Une politique familiale fantasmagorique
Pour illustrer la politique familiale française, notre dessinatrice Hélène de Maneville a basculé dans le monde d’Edvard Munsch, imaginant l’angoisse de fantômes face à la dizaine de dispositifs contribuant aux transferts monétaires vers les familles. L’univers décrit par son dessin de droite parait tout aussi irréel, évoquant la paisible simplicité d’un système qui alloue le même soutien monétaire à chaque enfant, sans s’occuper de la situation économique de ses parents. On saisit en un coup d’œil le chemin qui sépare l’épouvante à gauche de la vision irénique à droite…
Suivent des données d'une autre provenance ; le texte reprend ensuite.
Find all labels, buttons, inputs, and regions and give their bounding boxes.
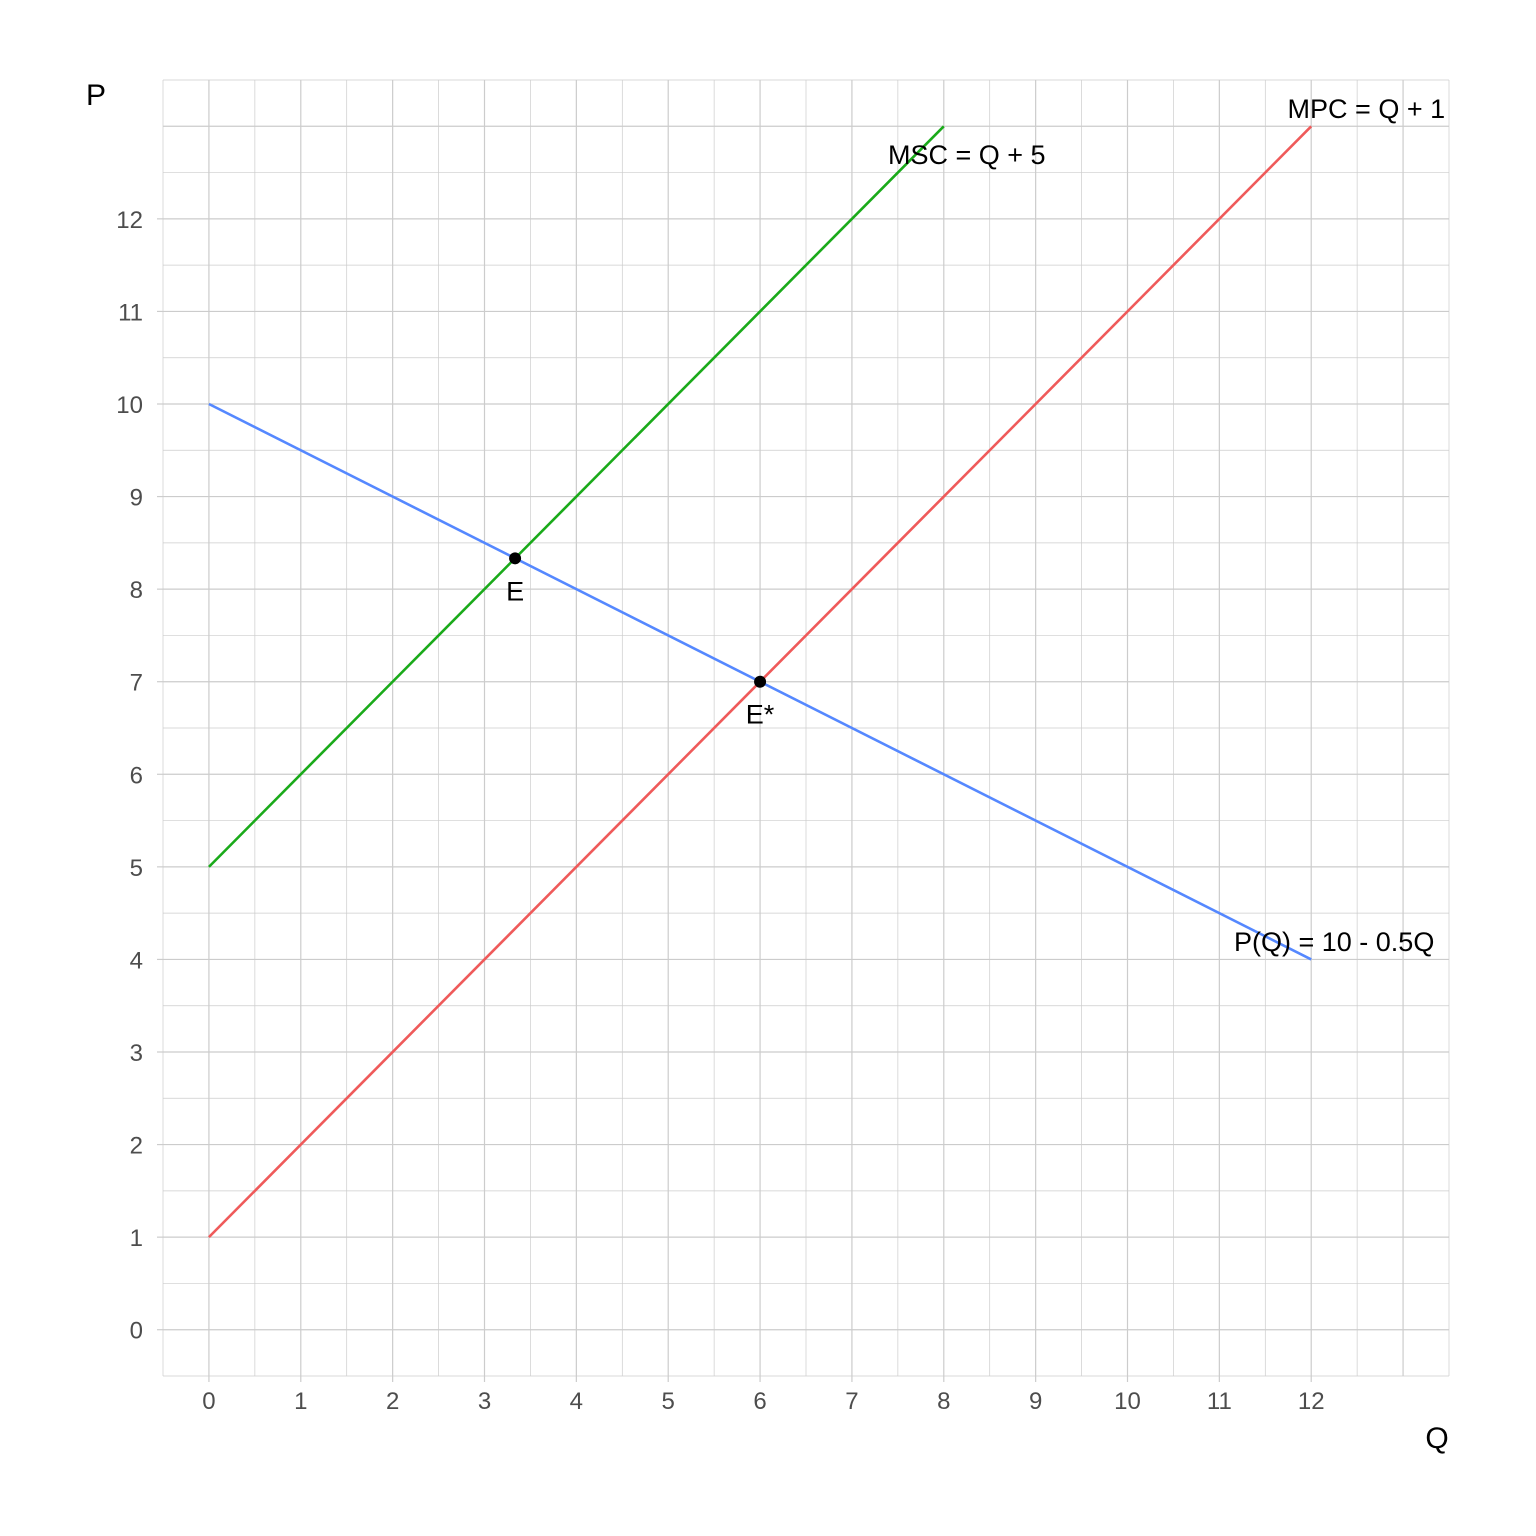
y-tick-label: 5 — [130, 855, 143, 882]
x-tick-label: 9 — [1029, 1388, 1042, 1415]
y-tick-label: 12 — [116, 207, 143, 234]
series-line-1 — [208, 125, 945, 868]
series-label-0: MPC = Q + 1 — [1288, 94, 1446, 124]
point-marker-1 — [754, 675, 767, 688]
x-axis-label: Q — [1425, 1422, 1448, 1455]
y-tick-label: 11 — [118, 299, 143, 326]
x-tick-labels: 0 1 2 3 4 5 6 7 8 9 10 11 12 — [202, 1376, 1325, 1415]
x-tick-label: 1 — [294, 1388, 307, 1415]
x-tick-label: 7 — [845, 1388, 858, 1415]
x-tick-label: 2 — [386, 1388, 399, 1415]
y-tick-label: 2 — [130, 1133, 143, 1160]
y-tick-label: 9 — [130, 485, 143, 512]
x-tick-label: 8 — [937, 1388, 950, 1415]
point-label-1: E* — [746, 700, 775, 730]
x-tick-label: 4 — [570, 1388, 583, 1415]
y-tick-label: 8 — [130, 577, 143, 604]
y-axis-label: P — [86, 79, 106, 112]
x-tick-label: 3 — [478, 1388, 491, 1415]
y-tick-label: 3 — [130, 1040, 143, 1067]
y-tick-label: 6 — [130, 762, 143, 789]
equilibrium-points: E E* — [506, 552, 775, 730]
y-tick-label: 1 — [130, 1225, 143, 1252]
series-labels: MPC = Q + 1 MSC = Q + 5 P(Q) = 10 - 0.5Q — [888, 94, 1445, 957]
x-tick-label: 10 — [1114, 1388, 1141, 1415]
grid — [162, 79, 1450, 1377]
series-label-2: P(Q) = 10 - 0.5Q — [1234, 927, 1434, 957]
y-tick-label: 0 — [130, 1318, 143, 1345]
y-tick-label: 7 — [130, 670, 143, 697]
series-label-1: MSC = Q + 5 — [888, 140, 1046, 170]
point-marker-0 — [509, 552, 522, 565]
x-tick-label: 0 — [202, 1388, 215, 1415]
y-tick-label: 10 — [116, 392, 143, 419]
x-tick-label: 6 — [753, 1388, 766, 1415]
x-tick-label: 5 — [662, 1388, 675, 1415]
x-tick-label: 12 — [1298, 1388, 1325, 1415]
x-tick-label: 11 — [1207, 1388, 1232, 1415]
y-tick-label: 4 — [130, 947, 143, 974]
point-label-0: E — [506, 576, 524, 606]
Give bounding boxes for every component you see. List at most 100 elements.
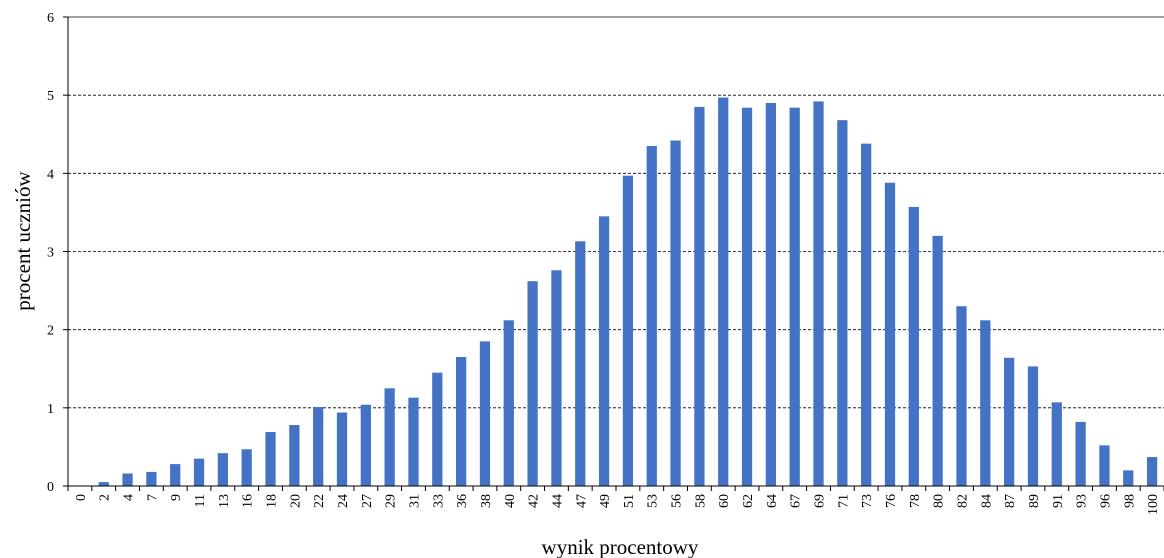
x-tick-label: 56: [670, 494, 685, 508]
x-tick-label: 4: [122, 494, 137, 501]
bar: [861, 143, 872, 486]
y-tick-label: 1: [47, 402, 54, 417]
y-tick-label: 5: [47, 89, 54, 104]
bar: [837, 120, 848, 487]
y-tick-label: 0: [47, 480, 54, 495]
bar: [551, 270, 562, 486]
bar: [1027, 366, 1039, 486]
bar: [432, 372, 443, 486]
bar: [217, 453, 228, 486]
bar: [146, 471, 157, 486]
x-tick-label: 98: [1122, 494, 1137, 508]
bar: [336, 412, 348, 486]
bar: [479, 341, 491, 486]
y-tick-labels: 0 1 2 3 4 5 6: [47, 11, 54, 495]
bar: [932, 235, 943, 486]
bar: [741, 107, 753, 486]
bar: [289, 425, 300, 486]
bar: [908, 206, 919, 486]
bar: [884, 182, 896, 487]
x-tick-label: 44: [550, 494, 565, 508]
bar: [265, 432, 276, 486]
bar: [646, 145, 657, 486]
bar: [313, 407, 324, 486]
x-tick-label: 96: [1098, 494, 1113, 508]
x-tick-label: 71: [836, 494, 851, 508]
x-tick-label: 87: [1003, 494, 1018, 508]
bar: [193, 458, 205, 486]
x-tick-label: 91: [1051, 494, 1066, 508]
bar: [598, 216, 610, 486]
bar: [503, 320, 514, 486]
bar: [575, 241, 586, 486]
bar: [360, 404, 371, 486]
bar: [1146, 457, 1158, 486]
x-tick-label: 58: [693, 494, 708, 508]
x-tick-label: 49: [598, 494, 613, 508]
x-tick-label: 69: [813, 494, 828, 508]
x-tick-label: 78: [908, 494, 923, 508]
x-tick-label: 51: [622, 494, 637, 508]
x-tick-label: 29: [384, 494, 399, 508]
x-tick-label: 40: [503, 494, 518, 508]
x-tick-label: 60: [717, 494, 732, 508]
x-tick-label: 93: [1075, 494, 1090, 508]
x-tick-label: 11: [193, 494, 208, 507]
y-tick-label: 6: [47, 11, 54, 26]
x-tick-label: 89: [1027, 494, 1042, 508]
y-axis-title: procent uczniów: [11, 170, 35, 310]
x-tick-labels: 0 2 4 7 9 11 13 16 18 20 22 24 27 29 31 33 36 38 40 42 44 47 4…: [74, 494, 1161, 515]
x-tick-label: 36: [455, 494, 470, 508]
x-tick-label: 47: [574, 494, 589, 508]
bar: [718, 97, 729, 487]
bar: [1051, 402, 1062, 486]
axes: [63, 16, 1164, 491]
x-tick-label: 84: [979, 494, 994, 508]
bar: [1123, 470, 1134, 486]
x-tick-label: 80: [932, 494, 947, 508]
bar: [622, 175, 634, 486]
bar: [956, 306, 967, 486]
y-tick-label: 4: [47, 167, 54, 182]
x-tick-label: 76: [884, 494, 899, 508]
bar: [98, 482, 109, 486]
bar: [527, 281, 538, 486]
x-tick-label: 33: [431, 494, 446, 508]
x-tick-label: 22: [312, 494, 327, 508]
x-tick-label: 53: [646, 494, 661, 508]
x-tick-label: 73: [860, 494, 875, 508]
x-tick-label: 67: [789, 494, 804, 508]
x-tick-label: 31: [407, 494, 422, 508]
bar: [980, 320, 991, 486]
x-tick-label: 27: [360, 494, 375, 508]
bar: [789, 107, 800, 486]
bar: [170, 464, 181, 486]
bar: [670, 140, 681, 486]
bar: [1075, 421, 1086, 486]
x-tick-label: 82: [955, 494, 970, 508]
bar: [765, 102, 776, 486]
x-tick-label: 38: [479, 494, 494, 508]
bar: [1099, 445, 1110, 486]
x-tick-label: 62: [741, 494, 756, 508]
x-tick-label: 42: [527, 494, 542, 508]
bar: [241, 449, 252, 486]
x-tick-label: 64: [765, 494, 780, 508]
bars: [98, 97, 1158, 487]
bar: [408, 397, 419, 486]
y-tick-label: 2: [47, 324, 54, 339]
x-tick-label: 9: [169, 494, 184, 501]
bar: [456, 357, 467, 486]
x-tick-label: 18: [265, 494, 280, 508]
gridlines: [68, 16, 1164, 409]
x-tick-label: 20: [288, 494, 303, 508]
x-tick-label: 100: [1146, 494, 1161, 515]
bar: [1004, 357, 1015, 486]
x-tick-label: 24: [336, 494, 351, 508]
x-axis-title: wynik procentowy: [542, 535, 699, 558]
x-tick-label: 16: [241, 494, 256, 508]
bar: [813, 101, 824, 487]
bar: [122, 473, 133, 486]
x-tick-label: 13: [217, 494, 232, 508]
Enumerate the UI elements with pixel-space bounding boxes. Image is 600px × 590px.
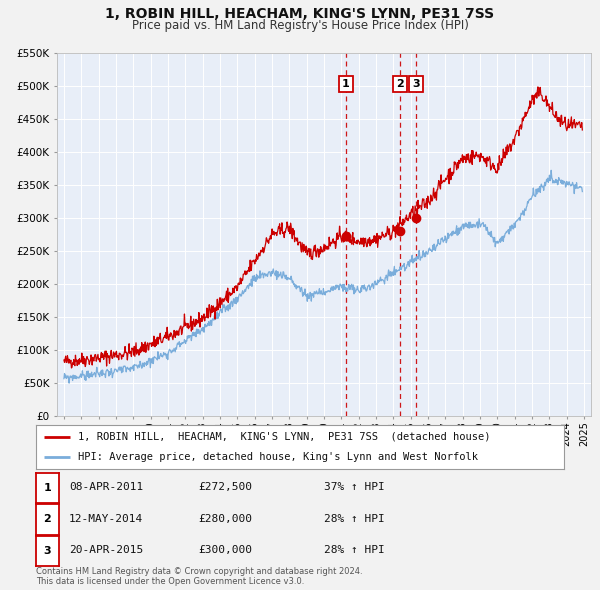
Text: 08-APR-2011: 08-APR-2011: [69, 482, 143, 491]
Text: 1: 1: [342, 79, 350, 89]
Text: 2: 2: [44, 514, 51, 525]
Text: 1, ROBIN HILL,  HEACHAM,  KING'S LYNN,  PE31 7SS  (detached house): 1, ROBIN HILL, HEACHAM, KING'S LYNN, PE3…: [78, 432, 491, 442]
Text: HPI: Average price, detached house, King's Lynn and West Norfolk: HPI: Average price, detached house, King…: [78, 452, 478, 462]
Text: 3: 3: [412, 79, 420, 89]
Text: £280,000: £280,000: [198, 514, 252, 523]
Text: 1, ROBIN HILL, HEACHAM, KING'S LYNN, PE31 7SS: 1, ROBIN HILL, HEACHAM, KING'S LYNN, PE3…: [106, 7, 494, 21]
Text: 20-APR-2015: 20-APR-2015: [69, 546, 143, 555]
Text: 28% ↑ HPI: 28% ↑ HPI: [324, 514, 385, 523]
Text: 3: 3: [44, 546, 51, 556]
Text: 2: 2: [396, 79, 404, 89]
Text: 37% ↑ HPI: 37% ↑ HPI: [324, 482, 385, 491]
Text: Contains HM Land Registry data © Crown copyright and database right 2024.
This d: Contains HM Land Registry data © Crown c…: [36, 567, 362, 586]
Text: Price paid vs. HM Land Registry's House Price Index (HPI): Price paid vs. HM Land Registry's House …: [131, 19, 469, 32]
Text: £300,000: £300,000: [198, 546, 252, 555]
Text: £272,500: £272,500: [198, 482, 252, 491]
Text: 12-MAY-2014: 12-MAY-2014: [69, 514, 143, 523]
Text: 28% ↑ HPI: 28% ↑ HPI: [324, 546, 385, 555]
Text: 1: 1: [44, 483, 51, 493]
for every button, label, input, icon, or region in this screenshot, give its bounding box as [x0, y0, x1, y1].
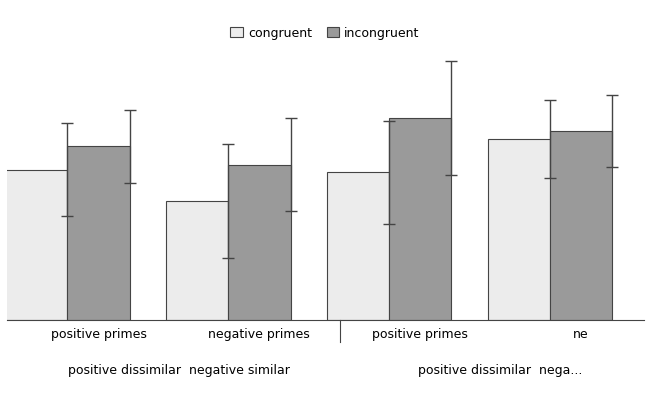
Bar — [228, 164, 291, 320]
Legend: congruent, incongruent: congruent, incongruent — [226, 22, 424, 45]
Bar — [5, 170, 67, 320]
Text: positive dissimilar  nega...: positive dissimilar nega... — [419, 364, 583, 376]
Bar — [488, 139, 550, 320]
Bar — [389, 118, 451, 320]
Bar — [550, 131, 612, 320]
Text: positive dissimilar  negative similar: positive dissimilar negative similar — [68, 364, 290, 376]
Bar — [67, 146, 129, 320]
Bar — [166, 201, 228, 320]
Bar — [327, 172, 389, 320]
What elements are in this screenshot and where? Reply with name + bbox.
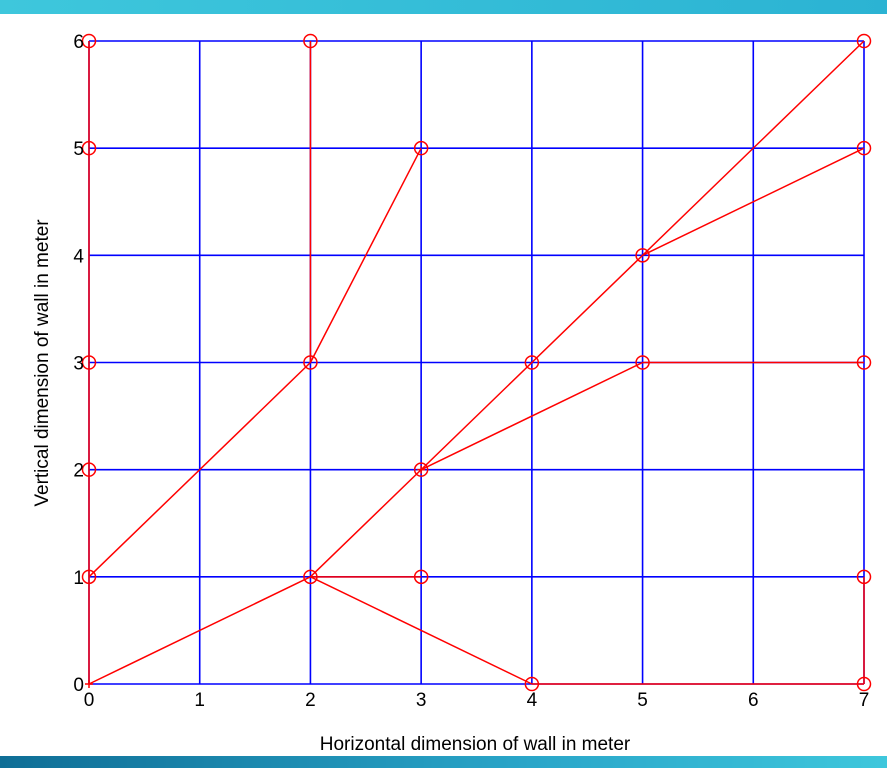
marker-13 <box>635 248 650 263</box>
star-marker-1 <box>417 465 426 474</box>
x-tick-label-0: 0 <box>84 690 95 711</box>
x-tick-label-1: 1 <box>194 690 205 711</box>
marker-19 <box>856 676 872 692</box>
x-tick-label-3: 3 <box>416 690 427 711</box>
marker-3 <box>81 462 97 477</box>
marker-18 <box>856 569 872 585</box>
bottom-decorative-strip <box>0 756 887 768</box>
plot-markers <box>81 33 872 692</box>
marker-14 <box>635 355 650 370</box>
marker-2 <box>81 355 97 370</box>
star-marker-0 <box>85 680 93 688</box>
y-axis-label: Vertical dimension of wall in meter <box>32 219 53 507</box>
plot-segments <box>88 40 865 685</box>
segment-4 <box>88 576 311 685</box>
marker-4 <box>81 569 97 585</box>
x-tick-label-7: 7 <box>859 690 870 711</box>
x-tick-label-6: 6 <box>748 690 759 711</box>
segment-12 <box>642 147 865 257</box>
marker-17 <box>856 355 872 370</box>
marker-11 <box>524 355 540 370</box>
segment-10 <box>420 361 643 471</box>
marker-1 <box>81 140 97 156</box>
y-tick-label-4: 4 <box>73 246 84 267</box>
marker-8 <box>413 140 429 156</box>
marker-0 <box>81 33 97 49</box>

Comment en est-on arrivé à une telle complication ?
Bien sûr, les parents n’en ont pas conscience, ne connaissant que les dispositifs qui les concernent directement et ignorant (heureusement pour leur équilibre mental) la complication des règles de calcul s’appliquant à d’autres. Résumons les en quatre points principaux.
- Pour les plus pauvres, la politique familiale prend surtout la forme de majorations du RSA et de la Prime d’activité en présence d’enfants à charge, dès le premier. Lorsque ces familles perçoivent en plus des allocations familiales, celles-ci sont en grande partie déduites des minima sociaux, ce dont peu de bénéficiaires ont conscience et que les autres n’ont aucune raison de connaître.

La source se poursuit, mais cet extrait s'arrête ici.